With this background, students are prepared to embark on further study of real genetic data and scenarios. For instance, students might start with a QTL dataset that has already been published and test themselves, seeing if their analysis of the dataset leads them to the same genes that researchers identified as candidate genes for that dataset. Or they could analyze data from QTL analyses from numerous studies that have been publicly shared, but only partly analyzed.
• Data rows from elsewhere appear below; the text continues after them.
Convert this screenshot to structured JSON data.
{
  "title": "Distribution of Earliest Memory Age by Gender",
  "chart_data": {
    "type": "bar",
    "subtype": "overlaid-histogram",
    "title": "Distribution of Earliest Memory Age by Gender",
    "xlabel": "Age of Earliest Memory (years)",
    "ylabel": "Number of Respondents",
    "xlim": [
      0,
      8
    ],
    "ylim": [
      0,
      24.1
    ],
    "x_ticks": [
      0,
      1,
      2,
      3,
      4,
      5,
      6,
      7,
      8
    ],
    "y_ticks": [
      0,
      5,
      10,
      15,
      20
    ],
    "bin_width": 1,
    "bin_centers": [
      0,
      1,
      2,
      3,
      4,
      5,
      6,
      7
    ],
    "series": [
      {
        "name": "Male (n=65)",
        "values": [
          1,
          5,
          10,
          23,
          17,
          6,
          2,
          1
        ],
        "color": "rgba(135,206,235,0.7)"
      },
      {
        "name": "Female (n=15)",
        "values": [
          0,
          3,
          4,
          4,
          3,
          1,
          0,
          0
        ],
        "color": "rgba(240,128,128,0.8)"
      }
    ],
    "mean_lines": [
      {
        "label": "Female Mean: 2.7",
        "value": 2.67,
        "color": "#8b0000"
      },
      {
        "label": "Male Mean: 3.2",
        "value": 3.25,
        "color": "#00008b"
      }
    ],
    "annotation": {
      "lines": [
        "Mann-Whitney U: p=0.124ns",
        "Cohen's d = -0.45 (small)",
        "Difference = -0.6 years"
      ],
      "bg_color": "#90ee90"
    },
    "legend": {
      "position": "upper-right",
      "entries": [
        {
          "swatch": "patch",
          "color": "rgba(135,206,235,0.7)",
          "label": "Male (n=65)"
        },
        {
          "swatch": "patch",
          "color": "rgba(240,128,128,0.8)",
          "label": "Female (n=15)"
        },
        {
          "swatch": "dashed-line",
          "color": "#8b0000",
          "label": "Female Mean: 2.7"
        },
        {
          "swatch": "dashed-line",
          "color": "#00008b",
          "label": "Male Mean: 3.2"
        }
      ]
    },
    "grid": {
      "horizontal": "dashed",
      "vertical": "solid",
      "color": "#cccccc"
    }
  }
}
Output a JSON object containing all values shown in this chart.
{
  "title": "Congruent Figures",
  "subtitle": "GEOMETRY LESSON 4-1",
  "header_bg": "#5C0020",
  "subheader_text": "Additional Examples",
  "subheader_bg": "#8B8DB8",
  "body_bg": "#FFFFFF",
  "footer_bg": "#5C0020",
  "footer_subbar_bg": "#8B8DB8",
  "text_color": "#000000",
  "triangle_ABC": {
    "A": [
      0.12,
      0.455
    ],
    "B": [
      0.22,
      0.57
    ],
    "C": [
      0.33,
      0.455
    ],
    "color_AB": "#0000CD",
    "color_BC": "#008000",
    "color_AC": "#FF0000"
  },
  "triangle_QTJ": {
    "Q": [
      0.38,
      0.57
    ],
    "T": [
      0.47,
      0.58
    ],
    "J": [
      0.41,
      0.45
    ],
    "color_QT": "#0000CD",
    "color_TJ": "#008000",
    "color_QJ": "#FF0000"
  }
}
Especially eager or advanced students could even run their own analysis on any of the huge number of public datasets that have not yet been tackled. This would offer the possibility of uncovering original research results, and require no more equipment than their standard computer. Magnet school students working with Jackson Lab regularly explore these possibilities, and advanced AP Biology students with a background from the GENIQUEST project would be well equipped to use it as well. With an understanding of biology concepts rooted in investigation of a robust biological model, students can approach biological problems on much firmer ground. Today’s GENIQUEST students might lead the way in tomorrow’s genetic research, unlocking mysteries important not only to dragons, but to humans as well.

What is QTL Analysis?

Genetics, history, and environment shape who we are. Specific traits like height, skin color, a tendency to obesity, or the development of diseases like diabetes can be a manifestation of genetic traits. The majority of these are “complex traits,” representing the interaction of many genes. Science and medical researchers are interested in determining what regions of the genome are linked to specific traits, especially traits for human diseases or conditions, for example, high cholesterol levels. One technique begins with organisms about which we already know much. Strains of mice are carefully bred so that every mouse of a certain strain is genetically identical. Specific locations on the genome are used to identify each strain. If we have one strain of mice that always has high cholesterol levels and another that always has low cholesterol levels, we can breed them and study the offspring. Because genetic crossover during breeding mixes the genes of the two strains, the offspring have mixed genomes. After breeding many offspring in a controlled way, the genomes of the resulting offspring represent a diverse mix of the two strains jumbled across all the specially identified locations on the genome. The next step is to study the offspring and their cholesterol levels and examine their “jumbled genomes” at each of the previously identified locations. If any of these locations are consistently associated with the original strain that always had high cholesterol and occur in individuals that have high cholesterol, it is very likely that genes in those locations have some control over the cholesterol levels. We use a statistical process known as Quantitative Trait Loci (QTL) analysis on the large population to make that association and, thus, to identify probable regions of the genome for further investigation.

SAIL

SAIL (Scalable Architecture for Interactive Learning) is both a framework and a collection of applications and databases that permit non-programmers to create, modify, and deploy from the Web dynamically created learning activities with embedded highly interactive simulation, modeling, probeware, graphing, and analysis components. All the work a learner does while interacting with a SAIL client-based activity—visiting pages, answering questions, creating a drawing, investigating a model, collecting data from probes—is saved over the network and is available for the learner when the activity is run again. In addition, the learner’s work is available for a teacher or researcher to review. The current SAIL framework, which is an outgrowth of the NSF-funded Web-based Inquiry Science Environment, has been developed by the NSF Center for Technology Enhanced Learning in Science (TELS) to support the development of inquiry learning investigations. SAIL represents over a decade of prior research into technology-enhanced student learning.